Sig-2R-mediated therapeutic approach for CNS disorders:
In the CNS, it is difficult to restore the functions of degenerated neurons or the number of neurons. Therefore, methods for regeneration are necessary to activate surviving nerve cells and form new synapses. Neurotrophic factors such as NGF and brain-derived neurotrophic factor were suggested to prevent the progression of neurodegeneration, as they are responsible for neuronal development, survival maintenance, and injured nerve cell repair in the CNS (Glass et al., 2010). However, the clinical application of neurotrophic factors is very difficult because these macromolecular proteins cannot cross the blood-brain barrier and are easily metabolized in the periphery. An agent that reinforces and enhances neurotrophic factors is expected to be useful as a fundamental therapeutic/prophylactic drug for CNS disorders. Because Sig-2R enhances NGF action, it is considered as a promising target for treating CNS disorders (Terada et al., 2018). Additionally, a Sig-2R agonist showed neuroprotective effects and preserved cognitive function (Yi et al., 2017). Clinically, rivastigmine shows activity towards Sig-2R to ameliorate depression symptoms and psychoneurotic symptoms; these results have not been observed with other Alzheimer’s disease therapeutic drugs (Bullock et al., 2005). On the other hand, a phase 1 clinical trial of Sig-2R allosteric antagonist Elayta (CT1812), which prevents and displaces the binding of amyloid β oligomers with neurons, was performed, to evaluate its potential as a novel therapeutic candidate for Alzheimer’s disease (Grundman et al., 2019). These reports demonstrate that Sig-2R is a potential target for treating CNS disorders.[10]

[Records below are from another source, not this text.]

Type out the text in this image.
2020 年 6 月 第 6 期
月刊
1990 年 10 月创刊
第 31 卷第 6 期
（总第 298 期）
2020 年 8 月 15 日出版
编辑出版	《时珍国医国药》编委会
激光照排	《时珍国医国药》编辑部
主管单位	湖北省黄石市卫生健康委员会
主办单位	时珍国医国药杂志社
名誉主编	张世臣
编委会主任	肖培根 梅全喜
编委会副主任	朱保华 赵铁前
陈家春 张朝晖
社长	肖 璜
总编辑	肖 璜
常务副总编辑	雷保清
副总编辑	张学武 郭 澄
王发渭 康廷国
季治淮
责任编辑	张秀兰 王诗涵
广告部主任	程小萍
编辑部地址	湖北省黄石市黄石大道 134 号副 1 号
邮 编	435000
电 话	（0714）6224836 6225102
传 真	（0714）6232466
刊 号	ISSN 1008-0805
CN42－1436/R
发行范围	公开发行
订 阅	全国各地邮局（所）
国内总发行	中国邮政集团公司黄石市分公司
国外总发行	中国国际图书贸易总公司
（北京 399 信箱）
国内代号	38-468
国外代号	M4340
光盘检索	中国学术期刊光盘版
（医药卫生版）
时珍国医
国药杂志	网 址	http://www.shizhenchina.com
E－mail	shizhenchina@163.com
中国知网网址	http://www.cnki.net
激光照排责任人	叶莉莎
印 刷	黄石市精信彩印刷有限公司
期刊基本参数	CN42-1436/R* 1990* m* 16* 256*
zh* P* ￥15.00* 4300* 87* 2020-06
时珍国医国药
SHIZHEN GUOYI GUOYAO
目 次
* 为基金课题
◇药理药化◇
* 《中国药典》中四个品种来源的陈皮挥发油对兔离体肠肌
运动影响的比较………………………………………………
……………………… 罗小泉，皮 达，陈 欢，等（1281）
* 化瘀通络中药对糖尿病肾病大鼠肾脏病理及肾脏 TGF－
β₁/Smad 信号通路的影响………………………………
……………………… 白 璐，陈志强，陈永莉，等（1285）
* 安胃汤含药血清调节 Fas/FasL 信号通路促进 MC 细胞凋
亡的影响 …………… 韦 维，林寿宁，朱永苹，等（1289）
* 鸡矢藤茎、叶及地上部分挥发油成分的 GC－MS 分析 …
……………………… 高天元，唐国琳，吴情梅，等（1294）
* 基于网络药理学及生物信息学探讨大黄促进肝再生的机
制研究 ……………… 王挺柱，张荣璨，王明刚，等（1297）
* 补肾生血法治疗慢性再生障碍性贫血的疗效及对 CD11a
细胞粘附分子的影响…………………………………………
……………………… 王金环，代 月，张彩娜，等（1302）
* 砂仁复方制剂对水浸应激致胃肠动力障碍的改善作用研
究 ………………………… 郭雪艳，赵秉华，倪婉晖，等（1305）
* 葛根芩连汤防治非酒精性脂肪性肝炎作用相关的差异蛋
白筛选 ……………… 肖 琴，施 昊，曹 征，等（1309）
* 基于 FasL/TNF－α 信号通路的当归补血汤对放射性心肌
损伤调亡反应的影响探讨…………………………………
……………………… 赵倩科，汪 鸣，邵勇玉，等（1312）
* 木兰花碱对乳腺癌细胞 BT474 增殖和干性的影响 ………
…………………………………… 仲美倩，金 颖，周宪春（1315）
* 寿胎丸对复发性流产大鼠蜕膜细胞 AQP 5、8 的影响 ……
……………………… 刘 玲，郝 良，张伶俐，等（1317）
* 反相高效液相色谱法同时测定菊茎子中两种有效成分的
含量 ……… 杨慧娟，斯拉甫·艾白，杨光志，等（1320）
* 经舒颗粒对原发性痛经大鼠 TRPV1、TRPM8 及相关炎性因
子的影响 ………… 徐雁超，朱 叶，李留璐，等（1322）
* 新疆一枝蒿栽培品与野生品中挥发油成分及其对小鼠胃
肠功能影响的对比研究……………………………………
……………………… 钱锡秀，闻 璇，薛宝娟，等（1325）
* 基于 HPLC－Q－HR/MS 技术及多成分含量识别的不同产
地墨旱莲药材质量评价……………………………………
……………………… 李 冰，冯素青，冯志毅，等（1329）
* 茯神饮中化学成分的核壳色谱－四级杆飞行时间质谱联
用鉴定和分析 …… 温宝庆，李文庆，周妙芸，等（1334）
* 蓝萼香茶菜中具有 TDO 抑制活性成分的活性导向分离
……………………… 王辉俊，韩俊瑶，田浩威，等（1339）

Conclusion and future perspectives:
Sig-2R plays an important role in neuron regeneration and growth, but its function is not completely understood, and further studies are necessary. The enhancing effect of Sig-2R on NGF-induced neurite outgrowth has revealed new aspects of Sig-2R function in neurological studies. In the CNS, neurite outgrowth is an important step in neuronal regeneration. Therefore, determining the regulatory mechanism of neurite outgrowth involving Sig-2R may lead to a paradigm shift in the treatment of CNS disorders.